The motive to act "corruptly" is ordinarily a hope or expectation of either financial gain or other benefit to one's self, or some aid or profit or benefit to another. Devitt E. and Blackmar C., 2 Federal Jury Practice and Instructions § 34.08 (1977), at 110; see also FIF Manual at 199.
The concept of either influencing or rewarding an individual in connection with one's official activity goes back to 1962 when Congress, concerned about public employee corruption, proscribed illegal gratuities as well as simple bribery. In essence, a bribe requires a quid pro quo, a gratuity does not. More often than not, receiving a gratuity is a lesser included offense of receiving a bribe.

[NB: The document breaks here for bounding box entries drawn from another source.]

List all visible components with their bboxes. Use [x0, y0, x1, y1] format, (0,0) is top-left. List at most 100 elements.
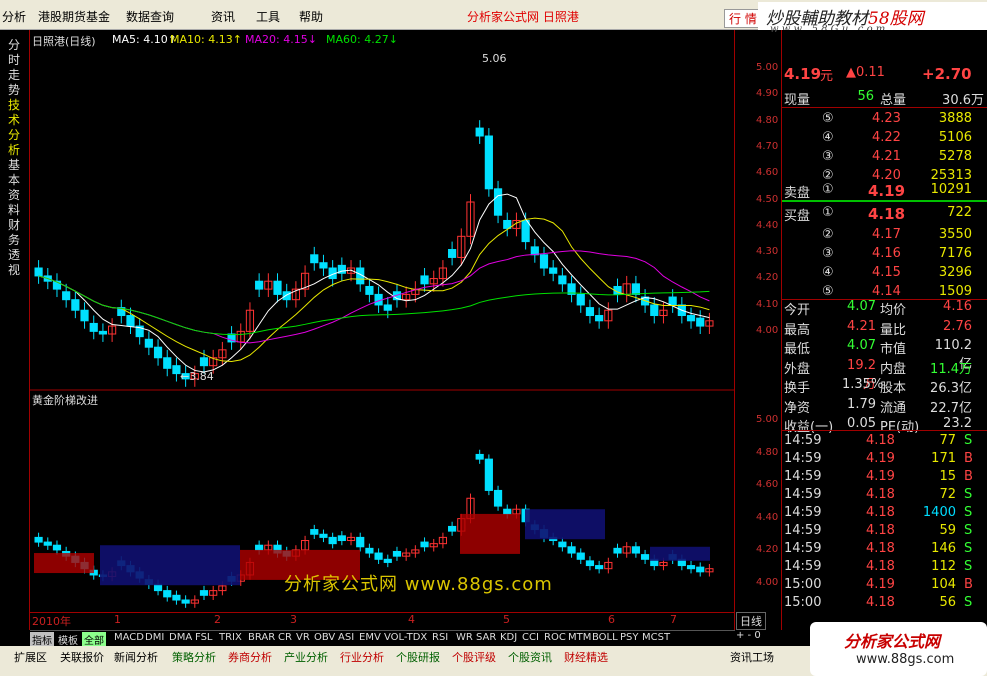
candle	[576, 293, 585, 306]
bottom-tab[interactable]: 个股研报	[396, 649, 440, 665]
stat-value: 4.16	[943, 299, 972, 314]
price-tick: 4.80	[756, 114, 779, 126]
indicator-tick: 4.80	[756, 446, 779, 458]
price-tick: 4.00	[756, 325, 779, 336]
candle	[640, 554, 650, 560]
indicator-tab[interactable]: EMV	[357, 632, 383, 643]
brand-bottom-url: www.88gs.com	[856, 652, 955, 667]
bottom-tab[interactable]: 扩展区	[14, 649, 47, 665]
total-volume: 30.6万	[942, 93, 984, 108]
tick-row: 15:00 4.18 56 S	[782, 594, 987, 612]
candle	[631, 546, 640, 554]
indicator-tab[interactable]: 全部	[82, 632, 106, 647]
candle	[337, 535, 346, 542]
tab-time-share[interactable]: 分时走势	[6, 38, 22, 98]
watermark-text: 分析家公式网 www.88gs.com	[284, 574, 553, 595]
bottom-tab[interactable]: 个股评级	[452, 649, 496, 665]
indicator-tab[interactable]: OBV	[312, 632, 337, 643]
bid-level: ①	[822, 205, 834, 220]
bottom-tab[interactable]: 券商分析	[228, 649, 272, 665]
candle	[475, 453, 484, 460]
indicator-tab[interactable]: MCST	[640, 632, 672, 643]
bottom-tab[interactable]: 关联报价	[60, 649, 104, 665]
indicator-tab[interactable]: BOLL	[590, 632, 620, 643]
tick-price: 4.18	[866, 541, 895, 556]
tick-time: 14:59	[784, 469, 822, 484]
bid-volume: 722	[947, 205, 972, 220]
indicator-tab[interactable]: 模板	[56, 632, 80, 647]
ask-label: 卖盘	[784, 186, 811, 201]
indicator-tab[interactable]: DMI	[143, 632, 166, 643]
total-label: 总量	[880, 93, 907, 108]
candle	[310, 254, 319, 264]
tab-finance[interactable]: 财务透视	[6, 218, 22, 278]
menu-analysis[interactable]: 分析	[2, 8, 26, 25]
indicator-tab[interactable]: KDJ	[498, 632, 519, 643]
kline-chart[interactable]: 5.06 ←3.84	[30, 30, 735, 612]
bid-level: ⑤	[822, 284, 834, 299]
indicator-tab[interactable]: ROC	[542, 632, 568, 643]
ma-line-5	[38, 193, 710, 373]
quote-button[interactable]: 行 情	[724, 9, 762, 28]
bottom-tab[interactable]: 资讯工场	[730, 649, 774, 665]
chart-area[interactable]: 日照港(日线) MA5: 4.10↑ MA10: 4.13↑ MA20: 4.1…	[30, 30, 735, 630]
candle	[356, 536, 365, 548]
indicator-tab[interactable]: WR	[454, 632, 475, 643]
indicator-tab[interactable]: RSI	[430, 632, 450, 643]
indicator-tab[interactable]: CR	[276, 632, 294, 643]
bottom-tab[interactable]: 个股资讯	[508, 649, 552, 665]
bid-level: ②	[822, 227, 834, 242]
tick-side: S	[964, 505, 973, 520]
high-label: 5.06	[482, 52, 507, 65]
period-mode[interactable]: 日线	[736, 612, 766, 630]
time-label: 2010年	[32, 615, 71, 628]
price-unit: 元	[820, 69, 834, 84]
bid-level: ③	[822, 246, 834, 261]
menu-news[interactable]: 资讯	[211, 8, 235, 25]
indicator-tab[interactable]: FSL	[193, 632, 215, 643]
indicator-tab[interactable]: DMA	[167, 632, 194, 643]
tick-volume: 56	[939, 595, 956, 610]
indicator-tab[interactable]: 指标	[30, 632, 54, 647]
indicator-tab[interactable]: VOL-TDX	[382, 632, 429, 643]
indicator-tab[interactable]: TRIX	[217, 632, 244, 643]
indicator-tab[interactable]: BRAR	[246, 632, 277, 643]
step-block	[34, 553, 94, 574]
menu-data-query[interactable]: 数据查询	[126, 8, 174, 25]
tick-row: 14:59 4.18 112 S	[782, 558, 987, 576]
ask-price: 4.19	[868, 182, 906, 200]
tick-volume: 171	[931, 451, 956, 466]
tick-price: 4.18	[866, 523, 895, 538]
price-tick: 4.40	[756, 219, 779, 231]
indicator-tab[interactable]: PSY	[618, 632, 641, 643]
candle	[310, 529, 319, 535]
brand-bottom-title: 分析家公式网	[844, 632, 941, 651]
bottom-tab[interactable]: 新闻分析	[114, 649, 158, 665]
bottom-tab[interactable]: 财经精选	[564, 649, 608, 665]
stat-label: 均价	[880, 303, 907, 318]
indicator-tab[interactable]: SAR	[474, 632, 498, 643]
candle	[89, 322, 98, 332]
menu-hk-futures[interactable]: 港股期货基金	[38, 8, 110, 25]
candle	[282, 291, 291, 301]
indicator-tab[interactable]: VR	[294, 632, 312, 643]
candle	[493, 188, 503, 216]
candle	[493, 489, 503, 507]
menu-help[interactable]: 帮助	[299, 8, 323, 25]
tick-side: S	[964, 559, 973, 574]
candle	[696, 566, 705, 573]
tab-technical[interactable]: 技术分析	[6, 98, 22, 158]
indicator-tab[interactable]: ASI	[336, 632, 356, 643]
bottom-tab[interactable]: 策略分析	[172, 649, 216, 665]
zoom-buttons[interactable]: + - 0	[736, 630, 761, 641]
brand-logo-top: 炒股輔助教材58股网 w w w . 5 8 G u . c o m	[758, 2, 987, 35]
indicator-tab[interactable]: MACD	[112, 632, 146, 643]
bottom-tab[interactable]: 产业分析	[284, 649, 328, 665]
tick-side: S	[964, 595, 973, 610]
tab-fundamentals[interactable]: 基本资料	[6, 158, 22, 218]
menu-tools[interactable]: 工具	[256, 8, 280, 25]
stat-label: 内盘	[880, 361, 907, 377]
bottom-tab[interactable]: 行业分析	[340, 649, 384, 665]
indicator-tab[interactable]: CCI	[520, 632, 541, 643]
tick-price: 4.18	[866, 595, 895, 610]
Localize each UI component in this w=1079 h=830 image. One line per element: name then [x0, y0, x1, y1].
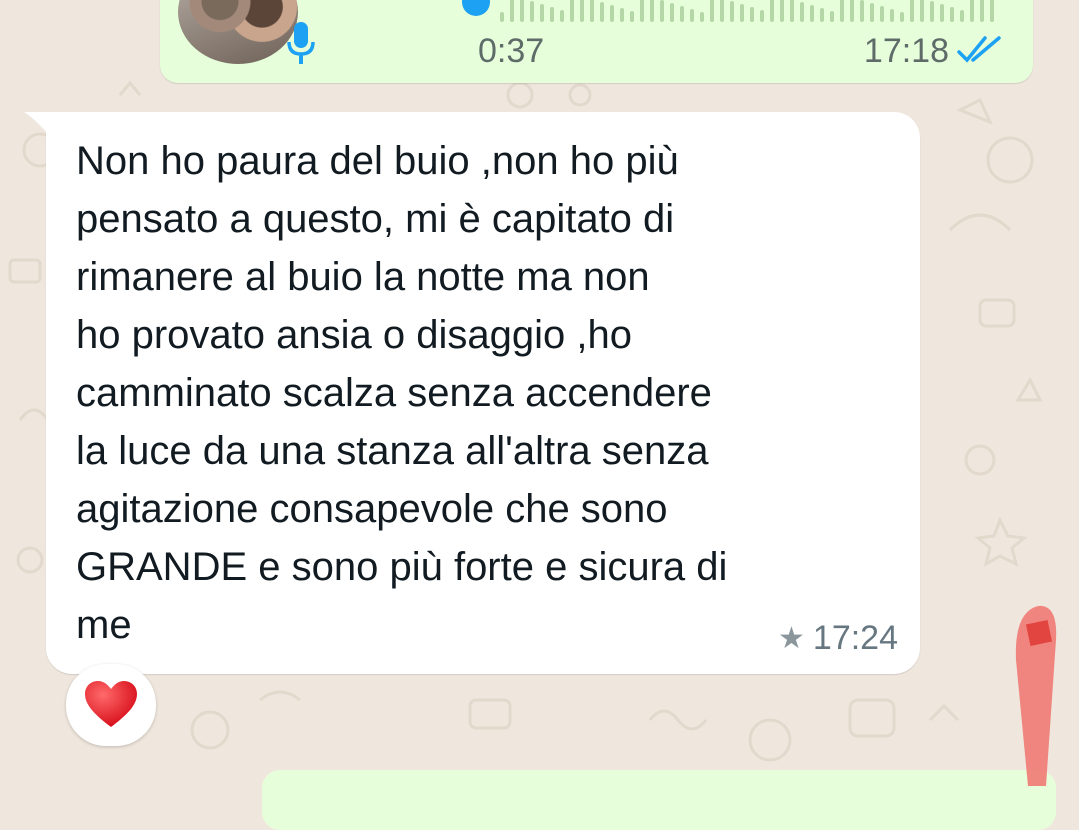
- waveform-bar: [650, 0, 654, 22]
- waveform-bar: [950, 7, 954, 22]
- heart-icon: [85, 681, 137, 727]
- reaction-badge[interactable]: [66, 664, 156, 746]
- waveform-bar: [560, 10, 564, 22]
- waveform-bar: [910, 0, 914, 22]
- waveform-bar: [590, 0, 594, 22]
- waveform-bar: [550, 7, 554, 22]
- waveform[interactable]: [500, 0, 1000, 22]
- waveform-bar: [620, 8, 624, 22]
- voice-message-time: 17:18: [863, 32, 949, 70]
- message-text: Non ho paura del buio ,non ho più pensat…: [76, 139, 728, 647]
- message-time: 17:24: [812, 619, 898, 657]
- waveform-bar: [900, 12, 904, 22]
- waveform-bar: [750, 7, 754, 22]
- double-check-icon: [957, 36, 1001, 63]
- waveform-bar: [530, 1, 534, 22]
- message-bubble[interactable]: Non ho paura del buio ,non ho più pensat…: [24, 112, 920, 674]
- waveform-bar: [890, 9, 894, 22]
- waveform-bar: [840, 0, 844, 22]
- waveform-bar: [970, 0, 974, 22]
- waveform-bar: [920, 0, 924, 22]
- next-message-bubble[interactable]: [262, 770, 1056, 830]
- waveform-bar: [670, 3, 674, 22]
- star-icon: ★: [778, 621, 805, 655]
- waveform-bar: [680, 6, 684, 22]
- voice-duration: 0:37: [478, 32, 545, 70]
- waveform-bar: [660, 0, 664, 22]
- waveform-bar: [640, 0, 644, 22]
- waveform-bar: [880, 6, 884, 22]
- play-icon[interactable]: [372, 0, 412, 10]
- avatar[interactable]: [178, 0, 298, 64]
- voice-message-bubble[interactable]: 0:37 17:18: [160, 0, 1033, 83]
- waveform-bar: [500, 12, 504, 22]
- waveform-bar: [600, 2, 604, 22]
- waveform-bar: [540, 4, 544, 22]
- waveform-bar: [980, 0, 984, 22]
- waveform-bar: [850, 0, 854, 22]
- waveform-bar: [930, 1, 934, 22]
- waveform-bar: [760, 10, 764, 22]
- waveform-bar: [570, 0, 574, 22]
- mic-icon: [287, 22, 315, 64]
- waveform-bar: [520, 0, 524, 22]
- waveform-bar: [730, 1, 734, 22]
- waveform-bar: [700, 12, 704, 22]
- waveform-bar: [820, 8, 824, 22]
- waveform-bar: [770, 0, 774, 22]
- waveform-bar: [580, 0, 584, 22]
- waveform-bar: [960, 10, 964, 22]
- waveform-bar: [610, 5, 614, 22]
- waveform-bar: [790, 0, 794, 22]
- waveform-bar: [800, 2, 804, 22]
- waveform-bar: [630, 11, 634, 22]
- waveform-bar: [710, 0, 714, 22]
- waveform-bar: [990, 0, 994, 22]
- waveform-bar: [870, 3, 874, 22]
- waveform-bar: [940, 4, 944, 22]
- waveform-bar: [860, 0, 864, 22]
- waveform-bar: [510, 0, 514, 22]
- waveform-bar: [830, 11, 834, 22]
- playback-progress-knob[interactable]: [462, 0, 490, 16]
- waveform-bar: [690, 9, 694, 22]
- waveform-bar: [720, 0, 724, 22]
- pink-annotation-mark: [1015, 605, 1057, 786]
- waveform-bar: [780, 0, 784, 22]
- waveform-bar: [810, 5, 814, 22]
- waveform-bar: [740, 4, 744, 22]
- bubble-tail: [24, 112, 50, 136]
- message-meta: ★ 17:24: [778, 619, 898, 658]
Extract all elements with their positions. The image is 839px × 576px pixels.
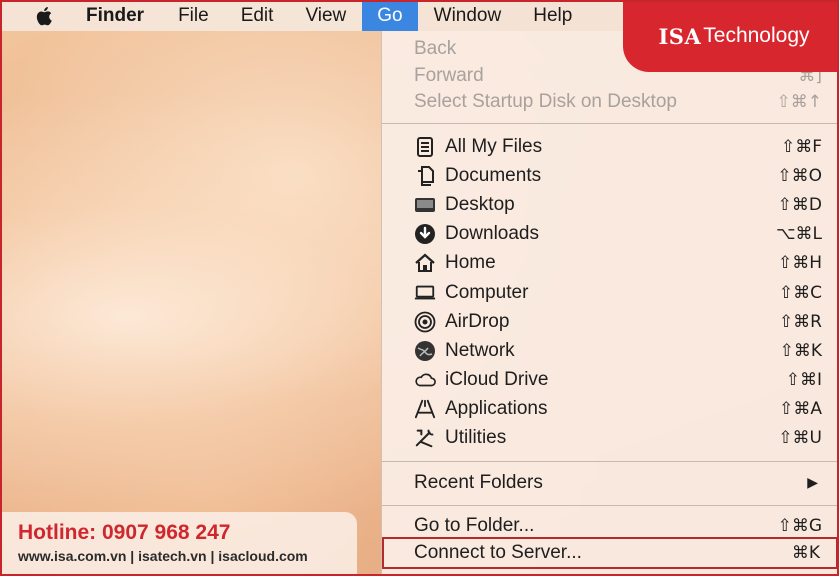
menu-item-shortcut: ⇧⌘R	[778, 311, 822, 332]
menu-item-label: Utilities	[445, 426, 507, 448]
menu-finder[interactable]: Finder	[86, 0, 162, 31]
airdrop-icon	[414, 311, 436, 333]
menu-item-label: Back	[414, 37, 457, 59]
submenu-arrow-icon: ▶	[807, 474, 818, 490]
menu-item-network[interactable]: Network ⇧⌘K	[382, 336, 839, 365]
menu-item-label: Downloads	[445, 222, 539, 244]
menu-item-label: Desktop	[445, 193, 515, 215]
menu-item-airdrop[interactable]: AirDrop ⇧⌘R	[382, 307, 839, 336]
menu-item-shortcut: ⇧⌘H	[777, 252, 822, 273]
menu-item-connect-to-server[interactable]: Connect to Server... ⌘K	[382, 537, 838, 569]
menu-item-label: Connect to Server...	[414, 542, 582, 563]
menu-item-shortcut: ⇧⌘↑	[776, 91, 823, 112]
hotline-box: Hotline: 0907 968 247 www.isa.com.vn | i…	[0, 512, 357, 576]
menu-item-shortcut: ⇧⌘G	[777, 515, 822, 536]
utilities-icon	[414, 427, 436, 449]
menu-item-home[interactable]: Home ⇧⌘H	[382, 248, 839, 277]
menu-item-shortcut: ⇧⌘K	[779, 340, 822, 361]
menu-item-label: Applications	[445, 397, 548, 419]
menu-item-shortcut: ⇧⌘I	[785, 369, 822, 390]
menu-item-utilities[interactable]: Utilities ⇧⌘U	[382, 423, 839, 452]
brand-name: ISA	[658, 23, 702, 49]
menu-item-startup-disk[interactable]: Select Startup Disk on Desktop ⇧⌘↑	[382, 87, 839, 116]
apple-logo-icon[interactable]	[34, 4, 56, 28]
brand-logo: ISA Technology	[623, 0, 839, 72]
menu-item-applications[interactable]: Applications ⇧⌘A	[382, 394, 839, 423]
menu-item-shortcut: ⇧⌘A	[779, 398, 822, 419]
menu-separator	[382, 123, 839, 124]
menu-item-recent-folders[interactable]: Recent Folders ▶	[382, 468, 839, 497]
menu-item-icloud-drive[interactable]: iCloud Drive ⇧⌘I	[382, 365, 839, 394]
menu-item-shortcut: ⇧⌘D	[777, 194, 822, 215]
menu-item-label: Home	[445, 251, 496, 273]
icloud-icon	[414, 369, 436, 391]
menu-separator	[382, 461, 839, 462]
go-menu-dropdown: Back Forward ⌘] Select Startup Disk on D…	[381, 31, 839, 576]
menu-item-computer[interactable]: Computer ⇧⌘C	[382, 278, 839, 307]
menu-item-label: Computer	[445, 281, 529, 303]
menu-item-label: Documents	[445, 164, 542, 186]
menu-item-go-to-folder[interactable]: Go to Folder... ⇧⌘G	[382, 511, 839, 540]
menu-window[interactable]: Window	[418, 0, 518, 31]
menu-item-shortcut: ⌘K	[791, 543, 820, 563]
menu-item-label: Network	[445, 339, 515, 361]
menu-item-desktop[interactable]: Desktop ⇧⌘D	[382, 190, 839, 219]
menu-item-documents[interactable]: Documents ⇧⌘O	[382, 161, 839, 190]
computer-icon	[414, 282, 436, 304]
menu-item-label: Select Startup Disk on Desktop	[414, 90, 677, 112]
menu-item-all-my-files[interactable]: All My Files ⇧⌘F	[382, 132, 839, 161]
menu-item-downloads[interactable]: Downloads ⌥⌘L	[382, 219, 839, 248]
hotline-number: Hotline: 0907 968 247	[18, 521, 231, 544]
menu-item-shortcut: ⌥⌘L	[775, 223, 822, 244]
menu-item-label: Go to Folder...	[414, 514, 535, 536]
menu-view[interactable]: View	[289, 0, 362, 31]
home-icon	[414, 252, 436, 274]
menu-item-shortcut: ⇧⌘F	[780, 136, 822, 157]
menu-go[interactable]: Go	[362, 0, 418, 31]
menu-separator	[382, 505, 839, 506]
menu-file[interactable]: File	[162, 0, 225, 31]
menu-item-label: All My Files	[445, 135, 543, 157]
network-icon	[414, 340, 436, 362]
desktop-icon	[414, 194, 436, 216]
menu-item-label: Forward	[414, 64, 484, 86]
menu-item-shortcut: ⇧⌘U	[778, 427, 822, 448]
menu-help[interactable]: Help	[517, 0, 588, 31]
menu-edit[interactable]: Edit	[225, 0, 290, 31]
applications-icon	[414, 398, 436, 420]
menu-item-label: iCloud Drive	[445, 368, 549, 390]
hotline-websites: www.isa.com.vn | isatech.vn | isacloud.c…	[18, 548, 308, 564]
menu-item-shortcut: ⇧⌘O	[777, 165, 822, 186]
documents-icon	[414, 165, 436, 187]
downloads-icon	[414, 223, 436, 245]
brand-suffix: Technology	[703, 24, 810, 47]
menu-item-shortcut: ⇧⌘C	[778, 282, 822, 303]
menu-item-label: Recent Folders	[414, 471, 543, 493]
menu-item-label: AirDrop	[445, 310, 510, 332]
all-my-files-icon	[414, 136, 436, 158]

The public employee bribery statutes provide a useful analogy. Subsections (b) and (c) of 18 U.S.C. § 201, which prohibit the offering or soliciting of bribes to or by Federal officials, require a showing of an intended quid pro quo. Subsections (f) and (g) of 18 U.S.C. § 201, on the other hand, prohibit the giving or receipt of unlawful gratuities. Subsections (f) and (g) of Section 201 do not require proof of a quid pro quo or unlawful influence, but require the government to prove merely that something of value was given to a public official for or because of an official act that the official performed or will perform. See United States v. Niederberger, 580 F.2d 63, 68-69 (3d Cir.), cert. denied, 439 U.S. 980 (1978); United States v. Evans, 572 F.2d 455, 481 (5th Cir.), cert. denied, 439 U.S. 870 (1978); United States v. Brewster, 506 F.2d 62, 82 (D.C. Cir. 1974). In essence, a gratuity is given either before or after the f act, not to influence a decision but to reward a person for making or having made a decision that would have been made in any event. See United States v. Previte, 648 F.2d 73, 82 (1st Cir. 1981).
In the banking context, a bribery occurs when a loan officer solicits something of value for him/herself with the impression that favorable treatment is conditioned upon an actual or promised receipt of the bribe. A gratuity occurs when the loan officer accepts something of value from the borrower, knowing that the borrower has given him/her the thing of value, not out of friendship or disinterested generosity, but primarily as a form of compensation or reward for what he/she has done or will do as a loan officer. Generally, all payments to influence are also payments to reward, but not all payments to reward are payments to influence.
Therefore, while the Congress intended to limit the statute to "corrupt" transactions, it did not choose to limit the statute to the simple quid pro quo bribe. If a gratuity is a corrupt reward, either given, offered or solicited in connection with bank business, then the statute is violated.